BoE executive director for UK deposit takers supervision James Proudman said managing risks from the use of artificial intelligence (AI) or automated technology to combat money laundering (ML) is an increasingly important strategic issue.
“Some of the largest international investment banks are now declaring that they are technology companies with banking licences,” he told a Financial Conduct Authority (FCA) event.
The BoE and FCA surveyed more than 200 banks, insurers and financial market infrastructure firms in March, in their first systematic survey of using AI in money-laundering checks and will publish the full results in the third quarter.
“The mood around AI implementation amongst firms regulated by the Bank of England is strategic but cautious,” said Proudman, adding that boards must watch how data is being used.
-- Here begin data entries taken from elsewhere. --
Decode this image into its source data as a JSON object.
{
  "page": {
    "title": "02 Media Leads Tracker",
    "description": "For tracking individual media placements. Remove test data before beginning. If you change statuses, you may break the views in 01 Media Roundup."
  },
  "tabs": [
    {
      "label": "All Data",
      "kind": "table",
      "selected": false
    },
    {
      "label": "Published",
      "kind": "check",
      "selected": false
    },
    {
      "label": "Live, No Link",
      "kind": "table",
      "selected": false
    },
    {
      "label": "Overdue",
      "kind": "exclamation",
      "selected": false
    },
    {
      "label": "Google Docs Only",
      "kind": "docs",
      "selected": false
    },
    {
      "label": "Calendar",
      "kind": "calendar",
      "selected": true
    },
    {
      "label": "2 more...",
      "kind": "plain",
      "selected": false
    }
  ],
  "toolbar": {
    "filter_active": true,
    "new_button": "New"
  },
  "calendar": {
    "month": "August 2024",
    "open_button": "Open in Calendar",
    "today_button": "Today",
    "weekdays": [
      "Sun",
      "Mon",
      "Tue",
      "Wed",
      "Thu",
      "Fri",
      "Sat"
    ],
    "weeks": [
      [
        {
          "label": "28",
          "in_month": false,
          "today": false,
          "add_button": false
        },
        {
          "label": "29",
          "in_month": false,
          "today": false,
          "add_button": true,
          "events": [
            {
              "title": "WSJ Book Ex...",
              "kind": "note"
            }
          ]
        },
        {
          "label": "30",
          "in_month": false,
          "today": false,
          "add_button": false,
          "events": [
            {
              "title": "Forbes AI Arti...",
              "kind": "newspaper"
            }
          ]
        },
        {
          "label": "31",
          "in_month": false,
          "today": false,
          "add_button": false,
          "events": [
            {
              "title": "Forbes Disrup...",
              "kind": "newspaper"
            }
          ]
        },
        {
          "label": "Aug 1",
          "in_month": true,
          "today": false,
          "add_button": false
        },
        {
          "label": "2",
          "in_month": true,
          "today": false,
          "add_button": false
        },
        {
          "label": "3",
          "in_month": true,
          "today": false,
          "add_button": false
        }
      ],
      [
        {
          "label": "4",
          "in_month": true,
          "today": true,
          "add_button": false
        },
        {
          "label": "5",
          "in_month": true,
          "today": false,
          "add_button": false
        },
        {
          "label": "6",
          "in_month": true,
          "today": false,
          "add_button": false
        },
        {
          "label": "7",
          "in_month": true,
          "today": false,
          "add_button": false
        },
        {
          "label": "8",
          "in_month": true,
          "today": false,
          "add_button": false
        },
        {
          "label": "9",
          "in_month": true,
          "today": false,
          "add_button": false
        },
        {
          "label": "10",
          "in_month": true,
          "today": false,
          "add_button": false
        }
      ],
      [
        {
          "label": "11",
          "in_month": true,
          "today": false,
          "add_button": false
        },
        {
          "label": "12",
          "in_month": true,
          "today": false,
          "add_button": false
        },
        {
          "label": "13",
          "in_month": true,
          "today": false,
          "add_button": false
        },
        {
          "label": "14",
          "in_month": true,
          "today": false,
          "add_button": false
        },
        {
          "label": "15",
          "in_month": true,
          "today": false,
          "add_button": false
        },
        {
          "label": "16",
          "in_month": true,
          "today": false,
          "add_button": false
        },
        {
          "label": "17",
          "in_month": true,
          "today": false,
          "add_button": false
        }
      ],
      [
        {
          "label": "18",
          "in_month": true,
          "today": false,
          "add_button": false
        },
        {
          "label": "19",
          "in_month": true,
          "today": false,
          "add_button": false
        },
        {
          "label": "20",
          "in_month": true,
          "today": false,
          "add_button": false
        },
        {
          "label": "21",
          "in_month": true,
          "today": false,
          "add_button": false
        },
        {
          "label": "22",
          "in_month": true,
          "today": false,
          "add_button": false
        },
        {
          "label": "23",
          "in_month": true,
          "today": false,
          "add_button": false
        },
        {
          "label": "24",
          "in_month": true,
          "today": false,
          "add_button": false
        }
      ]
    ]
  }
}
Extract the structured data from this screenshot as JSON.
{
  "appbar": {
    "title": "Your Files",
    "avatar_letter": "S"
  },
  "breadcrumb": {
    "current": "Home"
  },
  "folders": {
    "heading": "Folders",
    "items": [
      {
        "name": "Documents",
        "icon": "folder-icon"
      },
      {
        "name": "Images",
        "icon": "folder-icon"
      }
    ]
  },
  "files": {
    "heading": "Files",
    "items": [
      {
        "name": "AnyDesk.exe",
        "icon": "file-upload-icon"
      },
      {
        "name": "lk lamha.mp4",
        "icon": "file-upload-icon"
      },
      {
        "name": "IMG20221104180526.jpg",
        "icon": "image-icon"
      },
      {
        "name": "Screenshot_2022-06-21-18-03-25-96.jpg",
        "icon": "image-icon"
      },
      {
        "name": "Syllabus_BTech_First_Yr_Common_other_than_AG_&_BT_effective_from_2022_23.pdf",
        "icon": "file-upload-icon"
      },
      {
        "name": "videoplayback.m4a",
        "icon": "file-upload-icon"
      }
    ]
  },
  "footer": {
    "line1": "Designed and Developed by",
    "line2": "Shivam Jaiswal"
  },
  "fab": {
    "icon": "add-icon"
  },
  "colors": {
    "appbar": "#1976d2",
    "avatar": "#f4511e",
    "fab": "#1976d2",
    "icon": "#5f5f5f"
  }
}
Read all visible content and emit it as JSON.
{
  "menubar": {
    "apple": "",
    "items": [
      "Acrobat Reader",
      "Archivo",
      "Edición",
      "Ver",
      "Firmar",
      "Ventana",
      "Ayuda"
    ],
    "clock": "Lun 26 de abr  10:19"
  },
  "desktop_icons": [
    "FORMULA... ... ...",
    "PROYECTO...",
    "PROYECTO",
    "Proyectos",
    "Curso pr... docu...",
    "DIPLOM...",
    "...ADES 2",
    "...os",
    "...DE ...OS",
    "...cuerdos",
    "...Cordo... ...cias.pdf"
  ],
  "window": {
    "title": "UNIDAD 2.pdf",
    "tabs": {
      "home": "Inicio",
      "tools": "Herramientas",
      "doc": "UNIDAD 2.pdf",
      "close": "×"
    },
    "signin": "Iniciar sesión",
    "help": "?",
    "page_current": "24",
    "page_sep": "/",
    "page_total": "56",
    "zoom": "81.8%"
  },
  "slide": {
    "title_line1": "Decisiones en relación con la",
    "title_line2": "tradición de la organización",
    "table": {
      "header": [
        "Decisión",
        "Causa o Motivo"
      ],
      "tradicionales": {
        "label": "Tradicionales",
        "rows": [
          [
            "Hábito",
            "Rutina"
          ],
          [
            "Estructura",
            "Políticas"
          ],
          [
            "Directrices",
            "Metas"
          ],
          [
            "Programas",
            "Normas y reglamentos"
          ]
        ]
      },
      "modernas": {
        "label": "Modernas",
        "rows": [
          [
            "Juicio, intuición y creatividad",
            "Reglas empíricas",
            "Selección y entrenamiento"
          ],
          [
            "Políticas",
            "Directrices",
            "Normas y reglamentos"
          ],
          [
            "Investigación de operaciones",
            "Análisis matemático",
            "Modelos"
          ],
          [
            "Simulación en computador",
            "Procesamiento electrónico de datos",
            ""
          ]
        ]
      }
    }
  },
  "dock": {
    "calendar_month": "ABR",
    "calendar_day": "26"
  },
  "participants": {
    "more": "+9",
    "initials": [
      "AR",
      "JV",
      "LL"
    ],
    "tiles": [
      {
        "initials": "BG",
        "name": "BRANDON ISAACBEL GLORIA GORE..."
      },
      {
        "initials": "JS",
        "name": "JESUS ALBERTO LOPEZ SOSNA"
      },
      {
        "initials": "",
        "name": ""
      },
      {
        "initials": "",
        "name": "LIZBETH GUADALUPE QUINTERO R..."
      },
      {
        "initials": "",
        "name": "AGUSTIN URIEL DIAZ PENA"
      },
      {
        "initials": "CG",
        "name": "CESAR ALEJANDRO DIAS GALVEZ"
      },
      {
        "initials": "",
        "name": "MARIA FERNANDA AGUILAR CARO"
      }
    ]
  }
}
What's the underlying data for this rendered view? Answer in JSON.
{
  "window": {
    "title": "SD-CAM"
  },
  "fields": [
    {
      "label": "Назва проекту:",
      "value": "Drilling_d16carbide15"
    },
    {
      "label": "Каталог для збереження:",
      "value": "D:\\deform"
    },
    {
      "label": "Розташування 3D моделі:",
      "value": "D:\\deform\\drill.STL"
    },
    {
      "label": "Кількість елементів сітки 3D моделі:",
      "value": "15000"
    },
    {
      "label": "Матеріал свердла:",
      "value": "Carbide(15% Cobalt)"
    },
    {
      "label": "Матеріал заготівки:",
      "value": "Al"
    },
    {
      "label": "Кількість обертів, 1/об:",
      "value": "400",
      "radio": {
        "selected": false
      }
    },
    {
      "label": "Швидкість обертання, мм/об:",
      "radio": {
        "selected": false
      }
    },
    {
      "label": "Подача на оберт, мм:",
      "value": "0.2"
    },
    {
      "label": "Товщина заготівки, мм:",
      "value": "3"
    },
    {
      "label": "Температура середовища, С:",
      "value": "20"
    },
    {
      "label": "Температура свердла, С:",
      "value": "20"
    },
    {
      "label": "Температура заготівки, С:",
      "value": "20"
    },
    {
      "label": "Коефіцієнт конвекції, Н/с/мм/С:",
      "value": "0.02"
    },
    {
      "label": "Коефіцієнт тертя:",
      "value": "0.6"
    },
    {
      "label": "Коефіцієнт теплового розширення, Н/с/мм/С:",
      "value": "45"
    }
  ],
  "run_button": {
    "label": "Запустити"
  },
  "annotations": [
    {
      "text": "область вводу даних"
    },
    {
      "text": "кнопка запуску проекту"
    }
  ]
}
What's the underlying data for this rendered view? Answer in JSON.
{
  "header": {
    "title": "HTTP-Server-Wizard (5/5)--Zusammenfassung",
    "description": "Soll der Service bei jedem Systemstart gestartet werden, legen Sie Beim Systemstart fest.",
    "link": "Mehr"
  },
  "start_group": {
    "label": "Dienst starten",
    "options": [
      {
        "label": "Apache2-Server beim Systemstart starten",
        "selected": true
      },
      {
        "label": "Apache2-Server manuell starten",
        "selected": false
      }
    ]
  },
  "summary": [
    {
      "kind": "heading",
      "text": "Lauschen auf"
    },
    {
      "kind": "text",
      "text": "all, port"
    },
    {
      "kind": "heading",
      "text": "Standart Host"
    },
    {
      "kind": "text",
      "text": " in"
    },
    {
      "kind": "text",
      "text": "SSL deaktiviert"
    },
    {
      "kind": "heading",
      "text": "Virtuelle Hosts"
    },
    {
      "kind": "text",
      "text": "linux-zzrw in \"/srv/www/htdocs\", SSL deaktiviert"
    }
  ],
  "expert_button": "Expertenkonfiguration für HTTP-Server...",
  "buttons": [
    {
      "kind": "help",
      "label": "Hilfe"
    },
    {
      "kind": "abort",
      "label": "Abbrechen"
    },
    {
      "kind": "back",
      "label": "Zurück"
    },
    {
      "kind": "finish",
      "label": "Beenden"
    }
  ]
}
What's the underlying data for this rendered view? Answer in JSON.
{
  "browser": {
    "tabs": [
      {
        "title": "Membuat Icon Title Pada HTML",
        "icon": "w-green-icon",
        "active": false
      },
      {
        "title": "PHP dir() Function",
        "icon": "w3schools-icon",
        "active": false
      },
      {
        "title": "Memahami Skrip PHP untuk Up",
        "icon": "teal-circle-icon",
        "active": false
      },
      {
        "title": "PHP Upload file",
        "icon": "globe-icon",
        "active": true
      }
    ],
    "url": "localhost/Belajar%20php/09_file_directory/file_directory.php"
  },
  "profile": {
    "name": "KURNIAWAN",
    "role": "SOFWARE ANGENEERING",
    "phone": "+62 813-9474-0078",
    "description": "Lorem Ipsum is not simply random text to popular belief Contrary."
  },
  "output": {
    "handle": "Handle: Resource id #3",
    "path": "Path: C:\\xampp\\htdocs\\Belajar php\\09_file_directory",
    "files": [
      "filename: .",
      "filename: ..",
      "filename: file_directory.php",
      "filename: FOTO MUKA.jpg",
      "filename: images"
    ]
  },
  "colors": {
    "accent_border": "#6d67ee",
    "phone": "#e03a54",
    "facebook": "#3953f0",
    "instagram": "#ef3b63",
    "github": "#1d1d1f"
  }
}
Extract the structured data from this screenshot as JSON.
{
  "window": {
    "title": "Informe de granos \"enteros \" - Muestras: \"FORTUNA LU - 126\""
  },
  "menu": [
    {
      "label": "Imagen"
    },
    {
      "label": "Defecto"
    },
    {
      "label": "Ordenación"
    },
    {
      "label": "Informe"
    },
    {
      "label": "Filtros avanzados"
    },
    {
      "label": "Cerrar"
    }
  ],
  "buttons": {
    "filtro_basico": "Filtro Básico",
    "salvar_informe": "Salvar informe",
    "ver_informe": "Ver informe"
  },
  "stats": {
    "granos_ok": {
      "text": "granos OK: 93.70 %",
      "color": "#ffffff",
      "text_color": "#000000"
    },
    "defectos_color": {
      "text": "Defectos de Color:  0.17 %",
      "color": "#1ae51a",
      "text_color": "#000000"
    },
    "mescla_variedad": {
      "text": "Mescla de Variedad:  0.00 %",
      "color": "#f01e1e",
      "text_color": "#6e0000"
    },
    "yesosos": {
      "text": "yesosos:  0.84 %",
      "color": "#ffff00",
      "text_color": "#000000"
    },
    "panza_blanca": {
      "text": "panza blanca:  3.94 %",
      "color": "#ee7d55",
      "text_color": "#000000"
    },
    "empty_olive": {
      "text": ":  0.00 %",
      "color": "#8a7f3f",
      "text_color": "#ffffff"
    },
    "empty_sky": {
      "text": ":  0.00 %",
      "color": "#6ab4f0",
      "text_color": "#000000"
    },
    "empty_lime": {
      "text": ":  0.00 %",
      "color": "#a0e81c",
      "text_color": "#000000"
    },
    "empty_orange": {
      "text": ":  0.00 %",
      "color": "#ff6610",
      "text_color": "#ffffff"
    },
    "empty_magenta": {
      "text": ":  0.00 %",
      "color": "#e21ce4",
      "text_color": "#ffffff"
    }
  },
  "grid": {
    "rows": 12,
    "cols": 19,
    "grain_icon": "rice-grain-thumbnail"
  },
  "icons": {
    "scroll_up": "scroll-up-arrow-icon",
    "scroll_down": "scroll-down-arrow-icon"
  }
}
“Are data being used unfairly to exclude individuals or groups, or to promote unjustifiably privileged access for others?” Proudman said, adding that recent examples of retailers using overly-personalised marketing can seem plain “creepy”.
Boards will also need to consider how to allocate individual responsibilities under the Senior Managers Regime, which requires every activity at a bank to come under the direct responsibility of a named official so it is easier for regulators to identify and punish them when things go wrong.
“You cannot tell a machine to ‘do the right thing’ without somehow first telling it what ‘right’ is - nor can a machine be a whistle-blower of its own learning algorithm,” Proudman said.
“As the rate of introduction of AI/ML in financial services looks set to increase, so too does the extent of execution risk that boards will need to oversee and mitigate.”